Mon Dec 4th through Sat the 9th, 2017 at Long Beach Convention Center
The paper investigates a fundamental question in RL, namely whether we should directly maximize the mean value, which is the primary objective, or if it is suitable to minimize the Bellman residual, as is done by several algorithms. The paper provides new theoretical analysis, in the form of a bound on residual policy search. This is complemented by a series of empirical results with random (Garnet-type) MDPs. The paper has a simple take-home message, which is that minimizing the Bellman residual is more susceptible to mismatch between the sample distribution and the optimal distribution, compared to policy search methods that directly optimize the value.
The papes is well written; it outlines a specific question, and provides both theoretical and empirical support for answering this question. The new theoretical analysis extends previous known results. It is a modest extension, but potentially useful, and easy to grasp. The empirical results are informative, and constructed to shed light on the core question. I would be interested in seeing analogous results for standard RL benchmarks, to verify that the results carry over to "real" MDPs, not just random, but that is a minor point.

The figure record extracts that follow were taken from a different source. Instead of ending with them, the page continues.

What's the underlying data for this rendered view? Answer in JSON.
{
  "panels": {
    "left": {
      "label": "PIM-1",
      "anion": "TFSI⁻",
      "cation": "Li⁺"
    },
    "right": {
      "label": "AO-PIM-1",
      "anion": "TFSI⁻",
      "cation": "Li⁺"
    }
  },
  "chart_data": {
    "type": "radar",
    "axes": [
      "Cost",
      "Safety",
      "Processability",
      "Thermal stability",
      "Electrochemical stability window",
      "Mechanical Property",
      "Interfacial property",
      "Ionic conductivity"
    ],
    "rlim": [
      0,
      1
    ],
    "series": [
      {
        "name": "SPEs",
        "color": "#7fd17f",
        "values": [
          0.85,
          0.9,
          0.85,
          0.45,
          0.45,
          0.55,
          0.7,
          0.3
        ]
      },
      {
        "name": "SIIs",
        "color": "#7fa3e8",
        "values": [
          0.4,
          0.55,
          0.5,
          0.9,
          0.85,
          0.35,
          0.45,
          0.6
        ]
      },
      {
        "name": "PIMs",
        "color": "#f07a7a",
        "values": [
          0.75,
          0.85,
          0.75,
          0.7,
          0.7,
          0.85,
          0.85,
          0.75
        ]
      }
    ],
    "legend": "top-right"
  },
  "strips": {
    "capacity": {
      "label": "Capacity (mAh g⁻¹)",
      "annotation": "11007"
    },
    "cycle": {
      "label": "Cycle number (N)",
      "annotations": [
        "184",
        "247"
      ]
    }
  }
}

One weakness of the work might be its scope: it is focused on a simple setting of policy search, without tackling implication of the work for more complex settings more commonly used, such as TRPO, DDPG.

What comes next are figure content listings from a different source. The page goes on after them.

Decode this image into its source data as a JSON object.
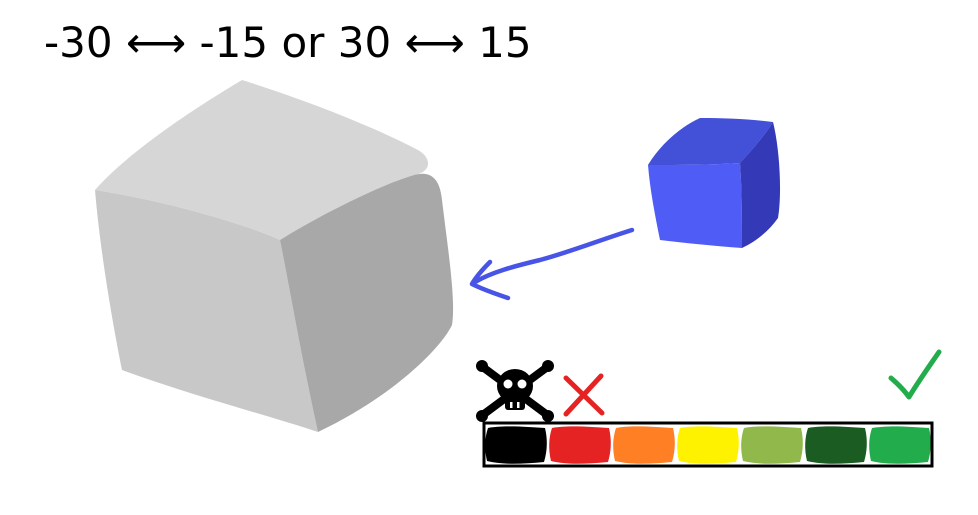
{
  "title": {
    "text": "-30 ⟷ -15  or  30 ⟷ 15"
  },
  "colors": {
    "background": "#ffffff",
    "big_cube_top": "#d6d6d6",
    "big_cube_left": "#c8c8c8",
    "big_cube_right": "#a8a8a8",
    "small_cube_front": "#4f5cf5",
    "small_cube_top": "#4350d8",
    "small_cube_right": "#3339b7",
    "arrow": "#4754e6",
    "skull": "#000000",
    "cross": "#e52323",
    "check": "#22ac4b",
    "bar_border": "#000000"
  },
  "icons": {
    "danger": "skull-crossbones-icon",
    "bad": "cross-icon",
    "good": "checkmark-icon",
    "pointer": "arrow-left-icon"
  },
  "scale": {
    "segments": [
      {
        "name": "black",
        "color": "#000000"
      },
      {
        "name": "red",
        "color": "#e52323"
      },
      {
        "name": "orange",
        "color": "#ff7f24"
      },
      {
        "name": "yellow",
        "color": "#fff200"
      },
      {
        "name": "light-green",
        "color": "#90b84a"
      },
      {
        "name": "dark-green",
        "color": "#1a5c22"
      },
      {
        "name": "green",
        "color": "#22ac4b"
      }
    ]
  }
}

The paper discusses a very interesting topic: which measure (BR minimization and mean value maximization) is better for policy search?
1. The reviewer is interested in one possible reason besides the discussion in the paper: the Markov assumption. As we know, the Bellman residual assumption is more restrictive to the Markov assumption of the task, whereas the mean value is not so restrictive to that. In real tasks for policy search, many tasks may break the Markov assumption. Does this also account for the reason why mean-value is a better metric in policy search?

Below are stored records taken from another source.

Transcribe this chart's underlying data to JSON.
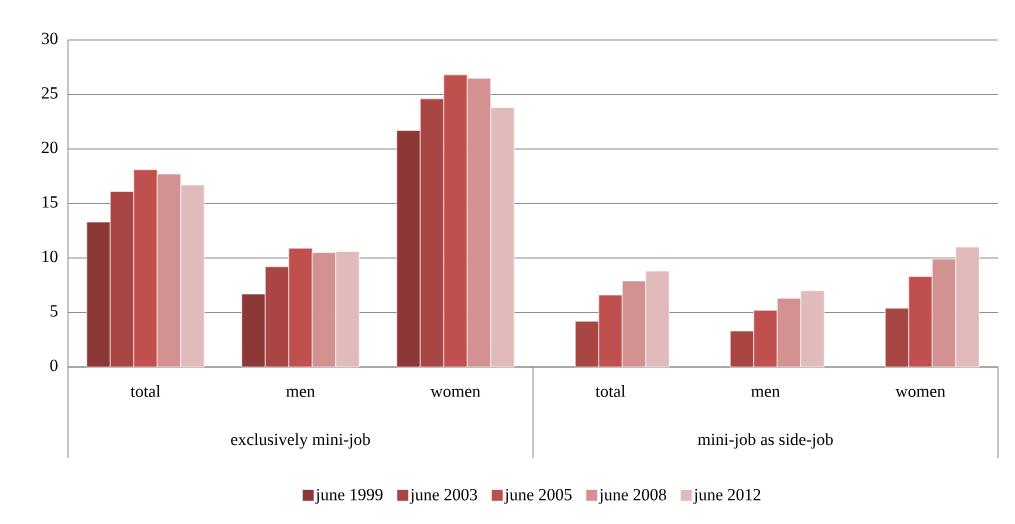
{
  "chart_data": {
    "type": "bar",
    "categories": [
      "total",
      "men",
      "women",
      "total",
      "men",
      "women"
    ],
    "series": [
      {
        "name": "june 1999",
        "color": "#8c3836",
        "values": [
          13.3,
          6.7,
          21.7,
          null,
          null,
          null
        ]
      },
      {
        "name": "june 2003",
        "color": "#a84644",
        "values": [
          16.1,
          9.2,
          24.6,
          4.2,
          3.3,
          5.4
        ]
      },
      {
        "name": "june 2005",
        "color": "#c0504d",
        "values": [
          18.1,
          10.9,
          26.8,
          6.6,
          5.2,
          8.3
        ]
      },
      {
        "name": "june 2008",
        "color": "#d39291",
        "values": [
          17.7,
          10.5,
          26.5,
          7.9,
          6.3,
          9.9
        ]
      },
      {
        "name": "june 2012",
        "color": "#e1bbbb",
        "values": [
          16.7,
          10.6,
          23.8,
          8.8,
          7.0,
          11.0
        ]
      }
    ],
    "annotations": [
      "exclusively mini-job",
      "mini-job as side-job"
    ],
    "ylim": [
      0,
      30
    ],
    "yticks": [
      0,
      5,
      10,
      15,
      20,
      25,
      30
    ],
    "grid": "y",
    "legend": "bottom"
  }
}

2. There is a missing reference for (projected) Bellman minimization search:
Toward Off-Policy Learning Control with Function Approximation, by H Maei et.al. (using projected TD for off-policy control instead of just policy evaluation)
There is also one question： H Maei's method suffers from the latent learning problem: the optimal policy, though learned, is not manifest in behavior. Until finishing the learning process, the learned policy is not allowed to be expressed and used.
The reviewer wonders if such problem (latent learning) exists in the policy-based BR minimization approach. Please explain why if it does not exist.
The paper sheds light on the question whether policy search by directly maximizing the mean value or as a proxy minimizing the Bellman residual is more effective. Leaving aside implementation and estimation issues, the effectiveness of both objectives is compared theoretically and empirically. The empirical study suggests that maximizing the mean value is superior as its performance does not deteriorate when the concentrability coefficient becomes high.
Overall, the study presented in this paper is well executed and the paper is well written. While the results are certainly not exciting, the authors raise the valid point that both objectives are prevalent in RL and therefore such a study is of interest. GIven that the study reveals a mismatch between the theoretical and empirical performance of mean value maximization, I would have liked to see a discussion of whether performance bounds without a dependency on the concentrability coefficient are possible and what the challenges to prove such a bound are. Are there lower bounds available that have a dependency on related quantities?
The font size in the plots is too small. Axis labels and ticks are not readable at all.